Top Review by ChefWantABe
OMG!!! I cant believe no one has written a review for these yet! I made this a long while ago and realized I hadn't reviewd it either.Shame on me.Well better late then never! These are the ONLY stuffed chops I make.Alton Brown is my favorite show host on all of Food Network.A few alterations make it my own....I don't use raisins as I don't like them,used crasins instead.They add a sweet-tart complexity that pairs well w/ the vinegar in the brine.I also leave out the nuts but I saute 1/2 ea chopped celery & onions as I feel every dressing needs these two aromatics!Additionaly,I use more seasonings then called for as we like our food really tasty!Don't add any salt..it's tempting but until one gets used to how a brine affects meat you will easily over salt your chops.Add other non-salt herbs if you want to amp up the flavor and you won't be disappointed! Also,don't over stuff your chops.I find that I burned them a bit outside while inside was not cooked.I sear them good and turn the heat down and let them cook low and slow...adding a bit of white wine to keep it moist if it is trying to burn.You must try these!

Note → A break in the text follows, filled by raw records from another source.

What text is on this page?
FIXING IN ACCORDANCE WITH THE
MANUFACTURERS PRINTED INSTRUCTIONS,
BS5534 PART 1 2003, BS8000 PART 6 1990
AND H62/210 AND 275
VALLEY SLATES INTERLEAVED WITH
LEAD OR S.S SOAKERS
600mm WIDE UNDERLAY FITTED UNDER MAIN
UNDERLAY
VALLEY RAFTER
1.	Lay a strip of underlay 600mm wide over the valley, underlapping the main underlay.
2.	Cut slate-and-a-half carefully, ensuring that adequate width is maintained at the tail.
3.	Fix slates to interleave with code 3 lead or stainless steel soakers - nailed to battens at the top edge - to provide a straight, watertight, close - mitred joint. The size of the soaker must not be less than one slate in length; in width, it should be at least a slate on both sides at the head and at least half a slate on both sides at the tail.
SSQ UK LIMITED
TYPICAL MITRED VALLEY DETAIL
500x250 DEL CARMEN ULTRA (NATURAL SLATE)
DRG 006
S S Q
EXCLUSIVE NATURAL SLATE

- 4 double thick bone-in loin end pork chops
- 1 cup kosher salt
- 1 cup brown sugar
- 1 tablespoon black peppercorns
- 1 tablespoon mustard powder
- 2 cups cider vinegar, heated
- 1 lb ice cube
- 1 1⁄2 cups cornbread, crumbled
- 2 tablespoons golden raisins
- 1⁄4 cup walnuts, roughly chopped
- 1⁄4 cup dried cherries, halved
- 1⁄4 cup buttermilk
- 1⁄2 teaspoon ground pepper
- 2 teaspoons fresh sage, thinly sliced
- 1⁄2 teaspoon kosher salt
Directions See How It's Made
- In a plastic container put the salt, sugar, peppercorns, and mustard powder. Add the hot vinegar and swirl to dissolve. Let mixture sit for 5 to 10 minutes to develop flavor. Add ice cubes and shake to melt most of the ice. Add chops and cover with brine.
- Refrigerate for 2 hours.
- Remove chops from container and rinse. Cut horizontal pockets in each pork chop for stuffing.
- Combine rest of ingredients, and put into piping bag that is not fitted with a tip. Pipe each chop full with cornbread mixture.
- Grill the chops on medium high heat for 6 minutes on each side. Turn each chop 45 degrees after 3 minutes to mark.